I’m realizing that despite the great relationship that I have with this doctor, my every interaction is still coloured by every other interaction I have had with other health care providers that have not gone as well. I carry with me all those dismissive, patronizing and rude interactions. A lifetime of not being treated like an equal has stayed with me and remains difficult to shake.

Part of this journey in caregiving for my son is also the responsibility to teach him how to engage with his health care team. As I am advocating for him, I hope that I’m teaching him how to take his place at this table as an equal. He ultimately needs to learn how to (courteously) demand his role the health care team. He needs to take responsibility for his own health care journey.
So, to summarize, these were my very practical ePatient goals for this last appointment:
  • succinctly and accurately go over the patterns that my family had noticed over the past several months
  • back-track those patterns to the last several years
  • check our assumptions & communicate our theory about what that means to his diagnostic journey without coming across as self-diagnosing
  • communicate our wishes for the next steps in terms of health care expectations
  • listen/integrate the doctor’s expertise about how to use that information
  • model for my son how to do all this as a strong advocate
Imagine this was a specialist who was not necessarily open to an equal dialogue.
Imagine I was someone less comfortable or practiced with advocating.
Imagine English wasn’t my first language.

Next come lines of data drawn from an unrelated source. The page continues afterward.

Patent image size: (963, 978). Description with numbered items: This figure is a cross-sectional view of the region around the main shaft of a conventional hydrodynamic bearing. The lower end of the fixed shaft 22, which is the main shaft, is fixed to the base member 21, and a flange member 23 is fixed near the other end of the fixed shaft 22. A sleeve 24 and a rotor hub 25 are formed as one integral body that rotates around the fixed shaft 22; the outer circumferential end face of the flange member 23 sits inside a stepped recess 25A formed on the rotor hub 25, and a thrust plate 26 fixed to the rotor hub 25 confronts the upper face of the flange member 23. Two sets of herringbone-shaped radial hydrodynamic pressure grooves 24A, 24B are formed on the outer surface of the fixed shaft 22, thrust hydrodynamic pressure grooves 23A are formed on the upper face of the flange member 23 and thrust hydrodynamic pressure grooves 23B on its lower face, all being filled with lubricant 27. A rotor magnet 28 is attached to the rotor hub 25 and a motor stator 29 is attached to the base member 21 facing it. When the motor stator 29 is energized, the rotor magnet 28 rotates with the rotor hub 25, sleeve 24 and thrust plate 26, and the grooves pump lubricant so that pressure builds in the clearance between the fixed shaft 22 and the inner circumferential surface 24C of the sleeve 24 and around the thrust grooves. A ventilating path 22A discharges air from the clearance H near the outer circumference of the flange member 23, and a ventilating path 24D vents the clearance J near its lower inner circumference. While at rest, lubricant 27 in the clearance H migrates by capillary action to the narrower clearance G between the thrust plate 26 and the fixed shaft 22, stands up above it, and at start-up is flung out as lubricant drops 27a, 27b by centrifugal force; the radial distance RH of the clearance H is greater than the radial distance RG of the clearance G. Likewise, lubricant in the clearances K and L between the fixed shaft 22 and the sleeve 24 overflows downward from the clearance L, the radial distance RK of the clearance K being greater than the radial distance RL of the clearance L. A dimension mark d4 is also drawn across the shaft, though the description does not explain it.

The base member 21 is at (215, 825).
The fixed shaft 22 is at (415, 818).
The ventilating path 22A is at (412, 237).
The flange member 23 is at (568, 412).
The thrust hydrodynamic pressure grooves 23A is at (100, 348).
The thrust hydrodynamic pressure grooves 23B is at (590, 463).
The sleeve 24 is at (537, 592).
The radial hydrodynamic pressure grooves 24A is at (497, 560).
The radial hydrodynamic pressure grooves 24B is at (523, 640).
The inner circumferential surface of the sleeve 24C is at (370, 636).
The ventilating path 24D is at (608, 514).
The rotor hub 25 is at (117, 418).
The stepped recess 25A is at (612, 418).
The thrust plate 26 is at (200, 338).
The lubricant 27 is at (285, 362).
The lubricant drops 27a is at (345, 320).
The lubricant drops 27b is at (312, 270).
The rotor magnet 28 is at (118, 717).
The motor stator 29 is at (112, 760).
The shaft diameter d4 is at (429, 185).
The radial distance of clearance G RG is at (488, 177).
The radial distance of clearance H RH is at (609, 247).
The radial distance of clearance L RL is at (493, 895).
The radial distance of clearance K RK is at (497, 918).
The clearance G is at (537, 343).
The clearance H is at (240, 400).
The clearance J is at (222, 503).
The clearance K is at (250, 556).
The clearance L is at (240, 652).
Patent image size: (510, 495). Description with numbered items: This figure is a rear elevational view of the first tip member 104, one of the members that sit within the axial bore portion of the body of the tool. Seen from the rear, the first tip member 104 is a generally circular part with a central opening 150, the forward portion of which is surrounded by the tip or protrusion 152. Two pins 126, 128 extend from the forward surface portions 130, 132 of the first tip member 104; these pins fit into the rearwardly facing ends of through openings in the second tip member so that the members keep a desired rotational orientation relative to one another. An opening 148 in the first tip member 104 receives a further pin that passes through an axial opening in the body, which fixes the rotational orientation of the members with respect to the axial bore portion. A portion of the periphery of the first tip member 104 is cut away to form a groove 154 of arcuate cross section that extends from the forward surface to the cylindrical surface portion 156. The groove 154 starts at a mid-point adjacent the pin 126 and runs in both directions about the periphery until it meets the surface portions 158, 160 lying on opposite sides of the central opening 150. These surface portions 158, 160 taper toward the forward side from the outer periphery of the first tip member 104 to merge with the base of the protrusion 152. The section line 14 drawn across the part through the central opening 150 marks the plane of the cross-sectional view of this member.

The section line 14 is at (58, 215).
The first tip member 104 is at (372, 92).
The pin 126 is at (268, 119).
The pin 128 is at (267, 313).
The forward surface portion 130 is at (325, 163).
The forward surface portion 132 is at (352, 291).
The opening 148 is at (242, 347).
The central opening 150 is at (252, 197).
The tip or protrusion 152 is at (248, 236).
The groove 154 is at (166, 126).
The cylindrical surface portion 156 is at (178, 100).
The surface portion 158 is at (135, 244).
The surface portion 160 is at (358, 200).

Even with every advantage it was a situation fraught with fear, uncertainty and a history of an imperfect system. A situation where a foot stepped in the wrong place could have dire consequences.

And that is why putting theory into practice is not a smooth transition. We can talk all we want about how things should go. We can go armed into an appointment with lists, and notepads, and intent to be equals. But all that can be derailed so easily by patronizing attitudes, a system that wants patients to fit in its boxes, by intimidation and fear.

A systemic change needs to happen where equality in the doctor’s office is the norm, not the exception, and has been so from day one. I am hoping that my son’s experience with a lifetime as an engaged patient will make this all easier for him. That he won’t carry the same baggage into these conversations. I guess we will have to wait and see how that turns out for him.

Oh, and as for that appointment. It went really well. It went really well because our doctor listened and because we spoke. I later realized that in my emotional state, I was not clear about all of our information. Happily, I was able to email his doctor to clarify what we had observed. Our channels of communication let us dialogue out a plan and we are moving forward. We still don’t have any answers, but at least we have a plan. And that’s something, anyway.